Nos conocimos personalmente durante su última visita a La Habana. Carmen Rosa Báez, al tanto de mi admiración desaforada y a veces inoportuna por la obra del insigne portugués, me dijo que José y Pilar, su esposa y traductora, visitarían la UCI (Universidad de las Ciencias Informáticas) y que si quería saludarlos debía estar temprano cerca del largo camino que desandarían hasta llegar al magno recinto. Descendieron del coche y nos acercamos. Yo estaba nervioso. Alguien con las más ingenuas y nobles intenciones me presentó como “un cantautor al que le ha dado por escribir literatura” a lo que el escritor con exquisita mesura respondió: ¡A nadie le da por escribir, se escribe y ya! Fue ahí que me abrazó con ternura y complicidad de padre.

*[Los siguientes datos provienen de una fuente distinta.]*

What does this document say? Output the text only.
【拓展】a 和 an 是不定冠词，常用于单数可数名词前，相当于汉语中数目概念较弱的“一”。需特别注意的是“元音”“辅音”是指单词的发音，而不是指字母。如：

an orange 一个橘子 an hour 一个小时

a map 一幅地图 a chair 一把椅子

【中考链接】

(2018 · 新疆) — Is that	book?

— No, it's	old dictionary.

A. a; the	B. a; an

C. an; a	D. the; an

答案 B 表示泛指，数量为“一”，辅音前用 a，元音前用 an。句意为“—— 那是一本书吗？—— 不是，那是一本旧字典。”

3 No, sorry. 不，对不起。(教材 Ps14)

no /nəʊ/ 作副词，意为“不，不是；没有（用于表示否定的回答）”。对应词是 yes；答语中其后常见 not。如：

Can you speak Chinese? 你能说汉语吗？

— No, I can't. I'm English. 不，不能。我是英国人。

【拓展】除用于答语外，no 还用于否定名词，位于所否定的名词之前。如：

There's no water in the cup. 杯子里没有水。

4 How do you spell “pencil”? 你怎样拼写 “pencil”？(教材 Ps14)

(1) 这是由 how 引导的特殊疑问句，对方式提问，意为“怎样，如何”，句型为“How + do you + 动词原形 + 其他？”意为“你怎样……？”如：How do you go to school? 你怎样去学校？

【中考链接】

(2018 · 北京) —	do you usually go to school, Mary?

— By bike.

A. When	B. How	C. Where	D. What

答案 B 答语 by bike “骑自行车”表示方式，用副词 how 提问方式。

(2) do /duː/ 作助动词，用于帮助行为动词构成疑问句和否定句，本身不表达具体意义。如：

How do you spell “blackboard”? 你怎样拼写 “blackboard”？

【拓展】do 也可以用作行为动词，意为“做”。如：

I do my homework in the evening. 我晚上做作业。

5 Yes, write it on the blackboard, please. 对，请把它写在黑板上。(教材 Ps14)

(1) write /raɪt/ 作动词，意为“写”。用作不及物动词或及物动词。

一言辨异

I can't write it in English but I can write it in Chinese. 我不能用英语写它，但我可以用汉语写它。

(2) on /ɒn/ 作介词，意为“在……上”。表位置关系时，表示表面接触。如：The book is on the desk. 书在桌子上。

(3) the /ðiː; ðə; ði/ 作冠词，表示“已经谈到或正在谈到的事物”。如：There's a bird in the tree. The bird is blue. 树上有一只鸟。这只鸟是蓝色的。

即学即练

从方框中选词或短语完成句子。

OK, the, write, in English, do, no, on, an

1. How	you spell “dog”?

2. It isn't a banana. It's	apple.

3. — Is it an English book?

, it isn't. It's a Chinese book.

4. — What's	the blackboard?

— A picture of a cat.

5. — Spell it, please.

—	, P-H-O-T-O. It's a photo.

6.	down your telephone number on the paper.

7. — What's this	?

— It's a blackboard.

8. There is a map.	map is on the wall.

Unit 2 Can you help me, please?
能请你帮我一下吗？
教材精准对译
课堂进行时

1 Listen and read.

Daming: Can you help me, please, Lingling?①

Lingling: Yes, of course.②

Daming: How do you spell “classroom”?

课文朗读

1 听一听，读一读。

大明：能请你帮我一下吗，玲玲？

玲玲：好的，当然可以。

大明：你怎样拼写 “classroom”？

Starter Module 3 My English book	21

Recorrimos juntos las horas de su visita y ya a punto del almuerzo alguien me acercó una guitarra y le canté con voz trémula un par de mis canciones más reconocidas, Pilar las recordaba de su época universitaria, José las descubrió e intercambiamos los tres un diálogo que aligeró la sobremesa alrededor de la mala televisión que se hacía en el mundo, entre otros temas frívolos o esenciales. Ya para ese momento nuestra relación se distendió y sellamos, entre risas y disparates, por supuesto los disparates míos, algo parecido al candor de la amistad debutante.

Lo acompañé más tarde a su charla con estudiantes y académicos en la Universidad de La Habana. Allí me atreví a invitarlos a cenar en casa la noche siguiente, para mi asombro aceptaron gustosos y sonrientes.

No recuerdo una mejor velada, convivimos Abel y Lily, Rancaño, Omar Valiño y Carmen Rosa, entre otros amigos que mi memoria extravía y hablamos de literatura, viajes, política, revoluciones, España y Portugal, volví a cantarles mientras les regalaba con pudor mi libro de cuentos iniciáticos «El Dorso de las Rosas». José dijo parsimonioso: “Ahora veré cómo escribe, ya sé lo bien que canta y cuenta historias ¿por qué no hace otras? y yo presto, con unos vinos de más y todas las ganas del mundo, me embarqué en una letanía de hilarantes anécdotas, que normalmente derivan en un franco ridículo por mi parte, mientras Pilar y él se desternillaban de la risa.

Amaury y José Saramago. Foto: Peti

Fueron transcurriendo las horas y cerca de la medianoche, en el andén de las despedidas, le pedimos, mi amantísima esposa y yo, que nos firmara sus libros. Cuando se los extendimos esbozó una pícara sonrisa y exclamó por lo bajo, como para sí, “¡Están leídos Pilar, nada me gusta más que firmar libros gastados por la lectura»!

Después de su partida, nos escribimos apasionados correos sobre su libro “Las Intermitencias de la Muerte” que publicó luego de nuestro encuentro habanero y quedamos en que me lo firmaría. No volvimos a vernos.

Si alguna vez revisito Lanzarote, llevaré el ejemplar. Quizás una noche canaria, con la espuma besando los acantilados, mi amigo José, Saramago por siempre, decide, como Ramón Sijé reclamado por el gran Miguel Hernández, volver «a mi huerto y a mi higuera” y estampar, en las jubilosas páginas del libro su rúbrica como ya lo hizo en mi corazón. «¡Que tenemos que hablar de muchas cosas compañero del alma, compañero!»